2. “Stop stirring the pot,” jeers @@RANDOMNAME@@, a bushmeat vendor, chewing on a grilled bat wing. “This fearmongering kills business and keeps us poor and starving. You scientists have heads full of ideas, but we need full bellies! We cannot survive without bushmeat, and it is part of our culture! Besides, people only get sick because they’re not used to how rich and delicious it tastes. If the government really wants to help you should supply us with meat lockers, soap, hunting equipment and logistics assistance to help us bring the meats to market.”
3. “Let them eat ape!” declares military strategist Mary Antwunnet. “This place is a breeding ground for new deadly diseases.
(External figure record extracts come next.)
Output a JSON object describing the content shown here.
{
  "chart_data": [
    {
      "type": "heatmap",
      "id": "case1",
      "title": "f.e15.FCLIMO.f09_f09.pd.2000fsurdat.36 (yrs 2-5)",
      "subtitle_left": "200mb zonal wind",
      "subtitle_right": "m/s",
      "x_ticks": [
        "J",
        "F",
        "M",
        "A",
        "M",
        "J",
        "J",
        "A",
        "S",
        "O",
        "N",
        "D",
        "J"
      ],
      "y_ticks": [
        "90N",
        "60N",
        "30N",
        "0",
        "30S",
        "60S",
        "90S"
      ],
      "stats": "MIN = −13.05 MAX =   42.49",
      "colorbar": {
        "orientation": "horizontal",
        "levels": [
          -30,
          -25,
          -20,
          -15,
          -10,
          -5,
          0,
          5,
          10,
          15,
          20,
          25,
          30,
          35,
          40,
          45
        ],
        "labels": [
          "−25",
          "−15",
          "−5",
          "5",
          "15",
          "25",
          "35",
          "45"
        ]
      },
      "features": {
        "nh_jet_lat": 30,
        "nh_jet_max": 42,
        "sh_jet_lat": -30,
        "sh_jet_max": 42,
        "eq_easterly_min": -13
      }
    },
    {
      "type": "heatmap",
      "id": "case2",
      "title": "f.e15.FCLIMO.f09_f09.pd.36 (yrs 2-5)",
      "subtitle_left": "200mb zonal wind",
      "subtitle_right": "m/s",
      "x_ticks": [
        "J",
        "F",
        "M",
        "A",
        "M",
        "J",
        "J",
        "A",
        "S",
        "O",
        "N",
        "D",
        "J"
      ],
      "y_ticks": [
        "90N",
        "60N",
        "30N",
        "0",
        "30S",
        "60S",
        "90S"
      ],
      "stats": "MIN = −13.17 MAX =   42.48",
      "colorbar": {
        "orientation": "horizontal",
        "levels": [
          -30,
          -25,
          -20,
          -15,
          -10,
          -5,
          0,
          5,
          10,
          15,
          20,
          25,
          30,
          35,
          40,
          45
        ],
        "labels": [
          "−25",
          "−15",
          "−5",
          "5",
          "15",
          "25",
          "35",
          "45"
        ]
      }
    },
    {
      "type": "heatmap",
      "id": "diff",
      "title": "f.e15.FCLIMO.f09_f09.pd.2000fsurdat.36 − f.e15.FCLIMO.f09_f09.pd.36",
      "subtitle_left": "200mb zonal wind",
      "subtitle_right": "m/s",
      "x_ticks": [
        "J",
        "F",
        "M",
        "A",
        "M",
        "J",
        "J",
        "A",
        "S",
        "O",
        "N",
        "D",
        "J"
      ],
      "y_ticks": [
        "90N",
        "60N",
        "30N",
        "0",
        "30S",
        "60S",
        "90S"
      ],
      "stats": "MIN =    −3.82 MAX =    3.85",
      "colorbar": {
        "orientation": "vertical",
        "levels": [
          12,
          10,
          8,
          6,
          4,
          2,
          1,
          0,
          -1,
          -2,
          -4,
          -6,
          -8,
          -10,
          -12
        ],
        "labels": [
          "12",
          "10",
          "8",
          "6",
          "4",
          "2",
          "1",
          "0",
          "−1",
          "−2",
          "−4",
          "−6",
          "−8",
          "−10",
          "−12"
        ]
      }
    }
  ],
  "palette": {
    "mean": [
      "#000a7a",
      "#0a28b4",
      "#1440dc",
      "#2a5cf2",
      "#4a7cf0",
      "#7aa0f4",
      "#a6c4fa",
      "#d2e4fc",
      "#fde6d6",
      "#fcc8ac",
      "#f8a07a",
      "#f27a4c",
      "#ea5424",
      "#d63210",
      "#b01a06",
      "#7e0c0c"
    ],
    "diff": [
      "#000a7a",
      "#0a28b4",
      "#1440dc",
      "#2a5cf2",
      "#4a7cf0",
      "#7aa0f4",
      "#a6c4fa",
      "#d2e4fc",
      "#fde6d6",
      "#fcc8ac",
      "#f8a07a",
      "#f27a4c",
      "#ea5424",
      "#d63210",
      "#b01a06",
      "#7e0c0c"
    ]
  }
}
Under the guise of altruism, we could set up a center here to monitor and research new viruses. We could pretend to be helping the villagers while secretly weaponizing our findings. We’ll be at the top of the world’s food chain when we’re done.”
4. “We can’t really force our way of living on these peoples,” states your Minister for Creative Solutions. “It’s not them that’s the problem; it’s our involvement in their society spreading potentially infected meat. Let’s leave them alone. We’ll remove all trace of our civilization — hospitals, medical facilities and so on and declare it a nature reserve, with only the locals being allowed to live here. With a strict quarantine for anyone coming in or out, there’s no chance of a virus beyond their villages.”
For option 3 a fixed name, rest is random.